A Bid Bond Will Be Forfeited If You Fail To Comply With The Terms Of The Bid
It is important to note that bid bonds are the norm for most civilian construction projects and required by law for federal contracts. As such, they are likely to be necessary for the majority of projects that you are interested in receiving. If for any reason you fail to complete the job as you agreed, the bond money is forfeited.
A Bid bond is a type of surety bond. It functions as a guarantee to the company associated with the project that if they choose you for the work, you will be able to accept it and provide the agreed-upon services. Your cost for a smaller job is often no more than $250, but a bid bond for bigger jobs can be as high as 3% of the total cost of the job. Therefore, you need to have a clear understanding of all the contractual details, or there is a risk of losing what can be a significant sum of money.

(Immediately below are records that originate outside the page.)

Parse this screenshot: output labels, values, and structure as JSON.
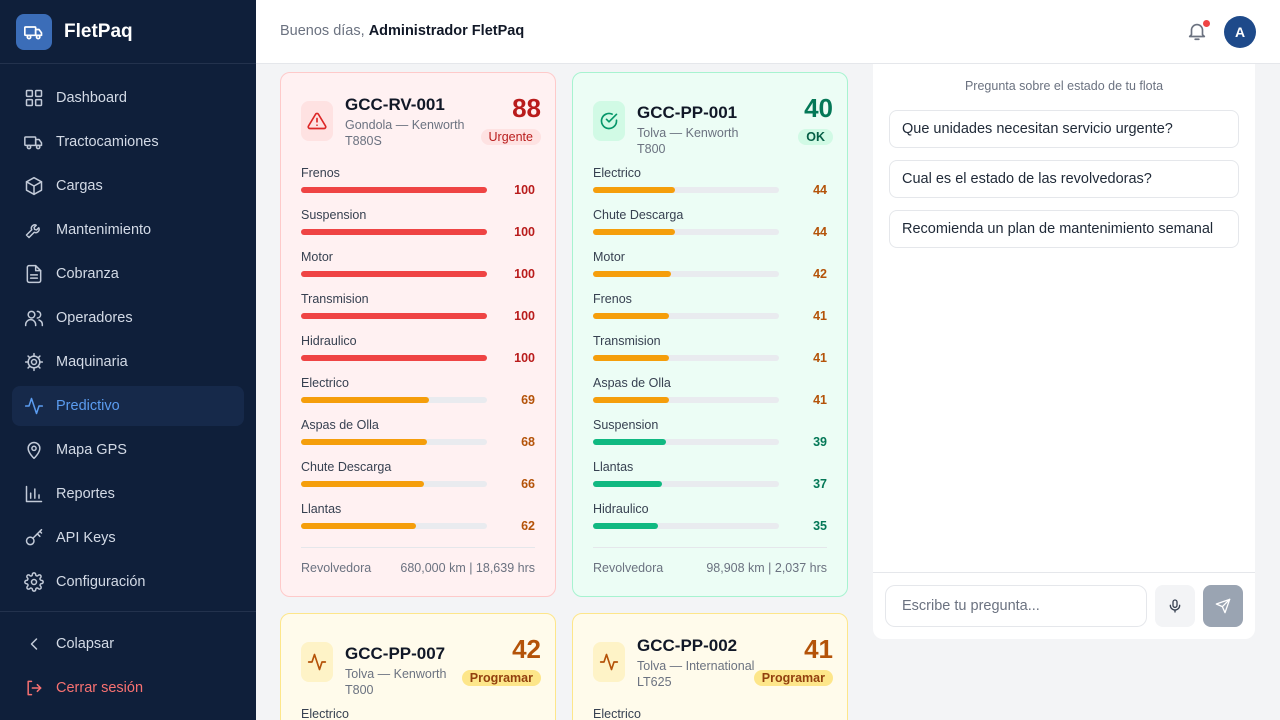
{
  "brand": {
    "name": "FletPaq"
  },
  "nav": [
    {
      "key": "dashboard",
      "label": "Dashboard",
      "icon": "layout-grid-icon",
      "active": false
    },
    {
      "key": "tractocamiones",
      "label": "Tractocamiones",
      "icon": "truck-icon",
      "active": false
    },
    {
      "key": "cargas",
      "label": "Cargas",
      "icon": "package-icon",
      "active": false
    },
    {
      "key": "mantenimiento",
      "label": "Mantenimiento",
      "icon": "wrench-icon",
      "active": false
    },
    {
      "key": "cobranza",
      "label": "Cobranza",
      "icon": "file-text-icon",
      "active": false
    },
    {
      "key": "operadores",
      "label": "Operadores",
      "icon": "users-icon",
      "active": false
    },
    {
      "key": "maquinaria",
      "label": "Maquinaria",
      "icon": "cog-icon",
      "active": false
    },
    {
      "key": "predictivo",
      "label": "Predictivo",
      "icon": "activity-icon",
      "active": true
    },
    {
      "key": "mapa-gps",
      "label": "Mapa GPS",
      "icon": "map-pin-icon",
      "active": false
    },
    {
      "key": "reportes",
      "label": "Reportes",
      "icon": "bar-chart-icon",
      "active": false
    },
    {
      "key": "api-keys",
      "label": "API Keys",
      "icon": "key-icon",
      "active": false
    },
    {
      "key": "configuracion",
      "label": "Configuración",
      "icon": "settings-icon",
      "active": false
    }
  ],
  "sidebar_bottom": {
    "collapse_label": "Colapsar",
    "logout_label": "Cerrar sesión"
  },
  "header": {
    "greeting": "Buenos días,",
    "user_name": "Administrador FletPaq",
    "avatar_initial": "A"
  },
  "colors": {
    "red": "#ef4444",
    "amber": "#f59e0b",
    "green": "#10b981",
    "red_text": "#b91c1c",
    "amber_text": "#b45309",
    "green_text": "#047857"
  },
  "cards": [
    {
      "id": "GCC-RV-001",
      "subtitle": "Gondola — Kenworth T880S",
      "score": "88",
      "status": "Urgente",
      "variant": "red",
      "icon": "alert-triangle-icon",
      "metrics": [
        {
          "name": "Frenos",
          "value": 100,
          "level": "red"
        },
        {
          "name": "Suspension",
          "value": 100,
          "level": "red"
        },
        {
          "name": "Motor",
          "value": 100,
          "level": "red"
        },
        {
          "name": "Transmision",
          "value": 100,
          "level": "red"
        },
        {
          "name": "Hidraulico",
          "value": 100,
          "level": "red"
        },
        {
          "name": "Electrico",
          "value": 69,
          "level": "amber"
        },
        {
          "name": "Aspas de Olla",
          "value": 68,
          "level": "amber"
        },
        {
          "name": "Chute Descarga",
          "value": 66,
          "level": "amber"
        },
        {
          "name": "Llantas",
          "value": 62,
          "level": "amber"
        }
      ],
      "type": "Revolvedora",
      "usage": "680,000 km | 18,639 hrs"
    },
    {
      "id": "GCC-PP-001",
      "subtitle": "Tolva — Kenworth T800",
      "score": "40",
      "status": "OK",
      "variant": "green",
      "icon": "check-circle-icon",
      "metrics": [
        {
          "name": "Electrico",
          "value": 44,
          "level": "amber"
        },
        {
          "name": "Chute Descarga",
          "value": 44,
          "level": "amber"
        },
        {
          "name": "Motor",
          "value": 42,
          "level": "amber"
        },
        {
          "name": "Frenos",
          "value": 41,
          "level": "amber"
        },
        {
          "name": "Transmision",
          "value": 41,
          "level": "amber"
        },
        {
          "name": "Aspas de Olla",
          "value": 41,
          "level": "amber"
        },
        {
          "name": "Suspension",
          "value": 39,
          "level": "green"
        },
        {
          "name": "Llantas",
          "value": 37,
          "level": "green"
        },
        {
          "name": "Hidraulico",
          "value": 35,
          "level": "green"
        }
      ],
      "type": "Revolvedora",
      "usage": "98,908 km | 2,037 hrs"
    },
    {
      "id": "GCC-PP-007",
      "subtitle": "Tolva — Kenworth T800",
      "score": "42",
      "status": "Programar",
      "variant": "amber",
      "icon": "activity-icon",
      "metrics": [
        {
          "name": "Electrico"
        }
      ]
    },
    {
      "id": "GCC-PP-002",
      "subtitle": "Tolva — International LT625",
      "score": "41",
      "status": "Programar",
      "variant": "amber",
      "icon": "activity-icon",
      "metrics": [
        {
          "name": "Electrico"
        }
      ]
    }
  ],
  "chat": {
    "hint": "Pregunta sobre el estado de tu flota",
    "suggestions": [
      "Que unidades necesitan servicio urgente?",
      "Cual es el estado de las revolvedoras?",
      "Recomienda un plan de mantenimiento semanal"
    ],
    "input_placeholder": "Escribe tu pregunta...",
    "input_value": ""
  }
}
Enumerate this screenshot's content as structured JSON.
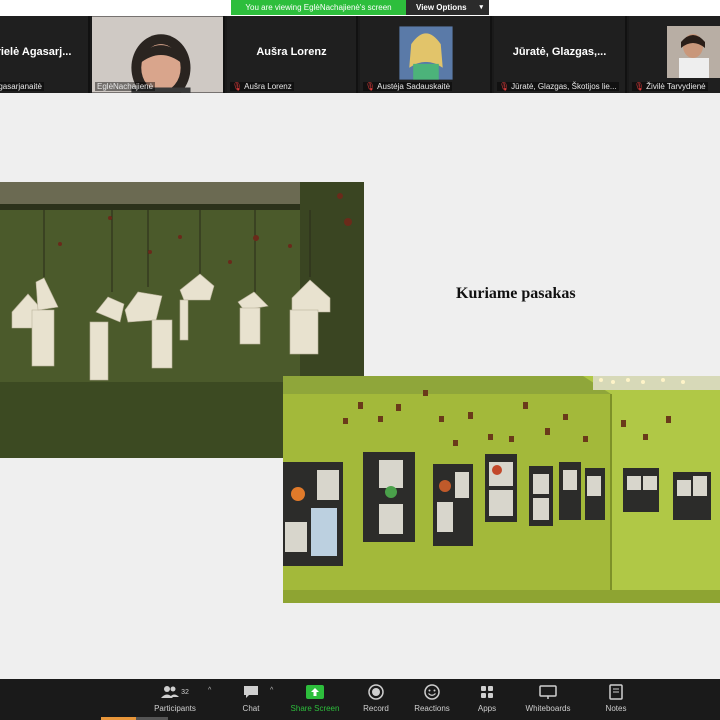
{
  "banner": {
    "viewing_text": "You are viewing EglėNachajienė's screen",
    "view_options_label": "View Options"
  },
  "participants": [
    {
      "big_name": "rielė  Agasarj...",
      "label": "lė Agasarjanaitė",
      "muted": false
    },
    {
      "big_name": "",
      "label": "EglėNachajienė",
      "muted": false
    },
    {
      "big_name": "Aušra Lorenz",
      "label": "Aušra Lorenz",
      "muted": true
    },
    {
      "big_name": "",
      "label": "Austėja Sadauskaitė",
      "muted": true
    },
    {
      "big_name": "Jūratė,  Glazgas,...",
      "label": "Jūratė, Glazgas, Škotijos lie...",
      "muted": true
    },
    {
      "big_name": "",
      "label": "Živilė Tarvydienė",
      "muted": true
    }
  ],
  "slide": {
    "title": "Kuriame pasakas"
  },
  "toolbar": {
    "participants_label": "Participants",
    "participants_count": "32",
    "chat_label": "Chat",
    "share_label": "Share Screen",
    "record_label": "Record",
    "reactions_label": "Reactions",
    "apps_label": "Apps",
    "whiteboards_label": "Whiteboards",
    "notes_label": "Notes"
  },
  "colors": {
    "share_green": "#2dbe3c",
    "banner_green": "#2dbe3c",
    "wall_green": "#a9c23a",
    "dark_wall": "#4a5a2a"
  }
}
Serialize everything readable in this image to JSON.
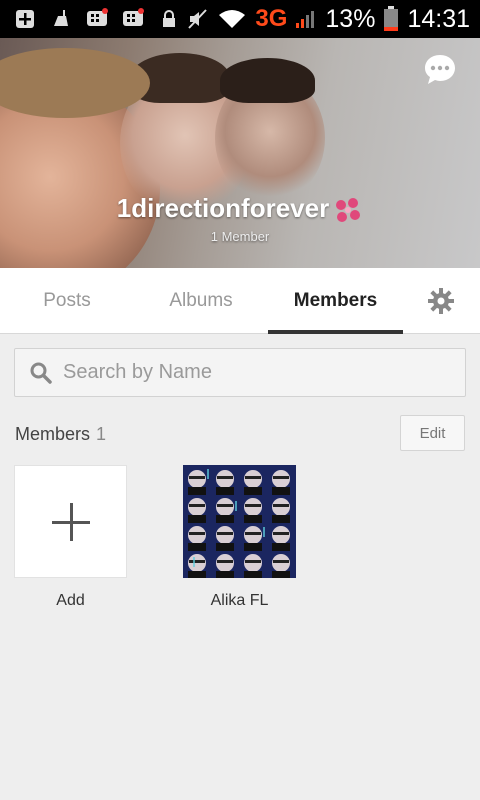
{
  "status_bar": {
    "icons": [
      "add-notification-icon",
      "cleaner-icon",
      "bbm-icon",
      "bbm-icon",
      "lock-icon",
      "mute-icon",
      "wifi-icon",
      "signal-icon",
      "battery-icon"
    ],
    "network": "3G",
    "battery": "13%",
    "time": "14:31"
  },
  "group": {
    "name": "1directionforever",
    "subtitle": "1 Member",
    "accent": "#e0487b"
  },
  "tabs": [
    {
      "label": "Posts",
      "active": false
    },
    {
      "label": "Albums",
      "active": false
    },
    {
      "label": "Members",
      "active": true
    }
  ],
  "search": {
    "placeholder": "Search by Name",
    "value": ""
  },
  "members_section": {
    "title": "Members",
    "count": "1",
    "edit_label": "Edit"
  },
  "tiles": [
    {
      "label": "Add",
      "type": "add"
    },
    {
      "label": "Alika FL",
      "type": "member"
    }
  ]
}
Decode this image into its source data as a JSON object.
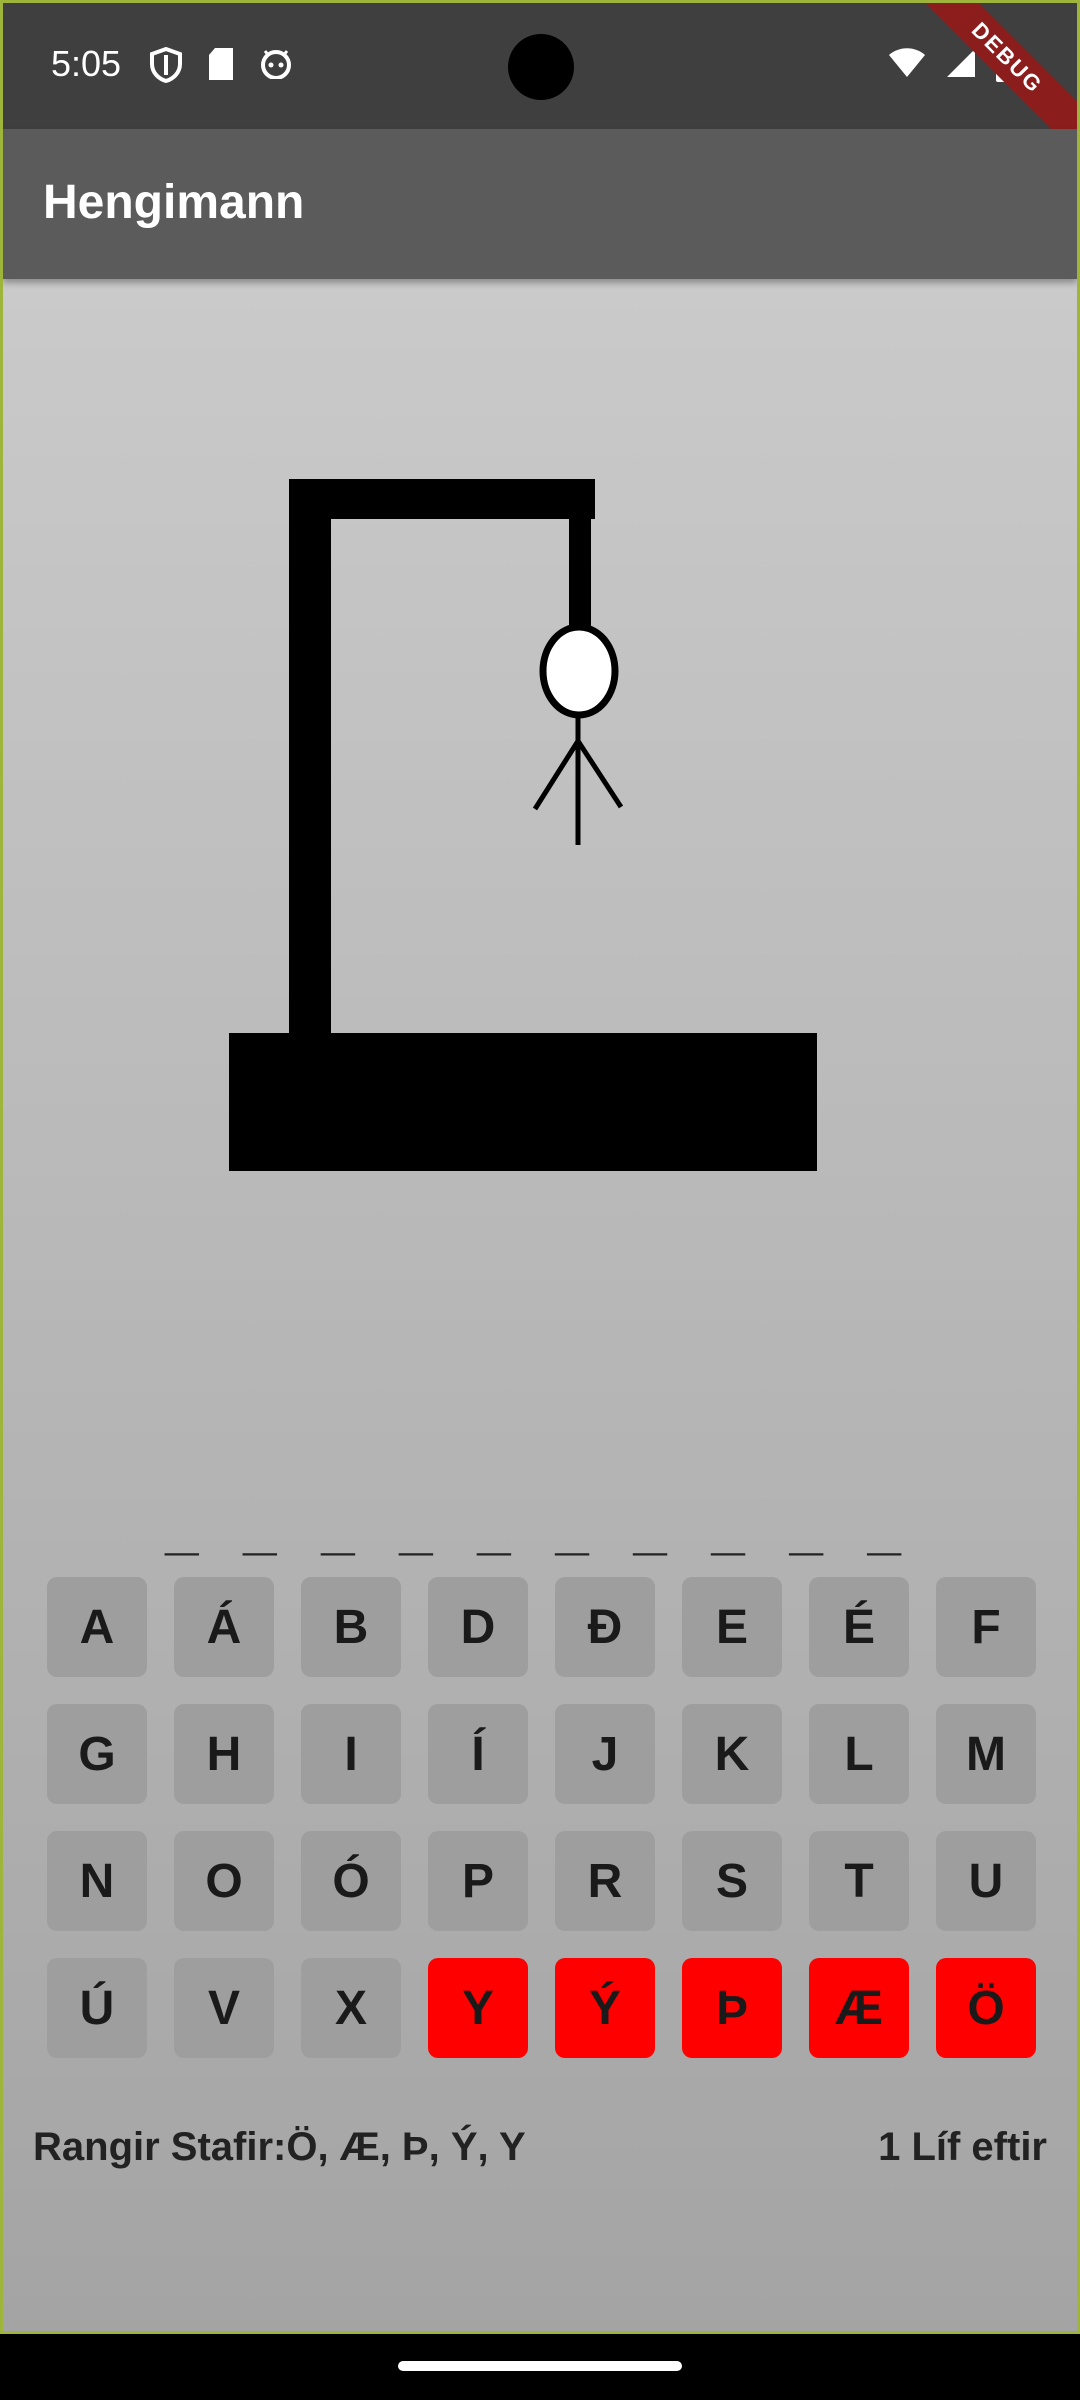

You Don't Have To Personally Have The Cash To Get A Bid Bond
One common misconception about bid bonds is that they require you to have the money in the bank to pay for the bid bond. Fortunately, the truth is that a bid bond is an example of a surety bond and is provided by a third-party, known as the surety, on your behalf.
The surety will consider a number of factors when determining your eligibility for a bid bond, as well as your expenses for doing so. For instance, you will need to establish that you are credit worthy, run a stable business and will be able to obtain a performance bond prior to starting the work. The performance bond is separate from the bid bond. As the name suggests, it guarantees the quality and completion of your work, and will pay for any repairs or to hire a new contractor if there are any issues with your completion of the job.
In conclusion, a bid bond is a common business practice for many contractors. As a result, you are likely to find the above information to be quite useful when you need to provide a bid bond for the first time as a new contractor.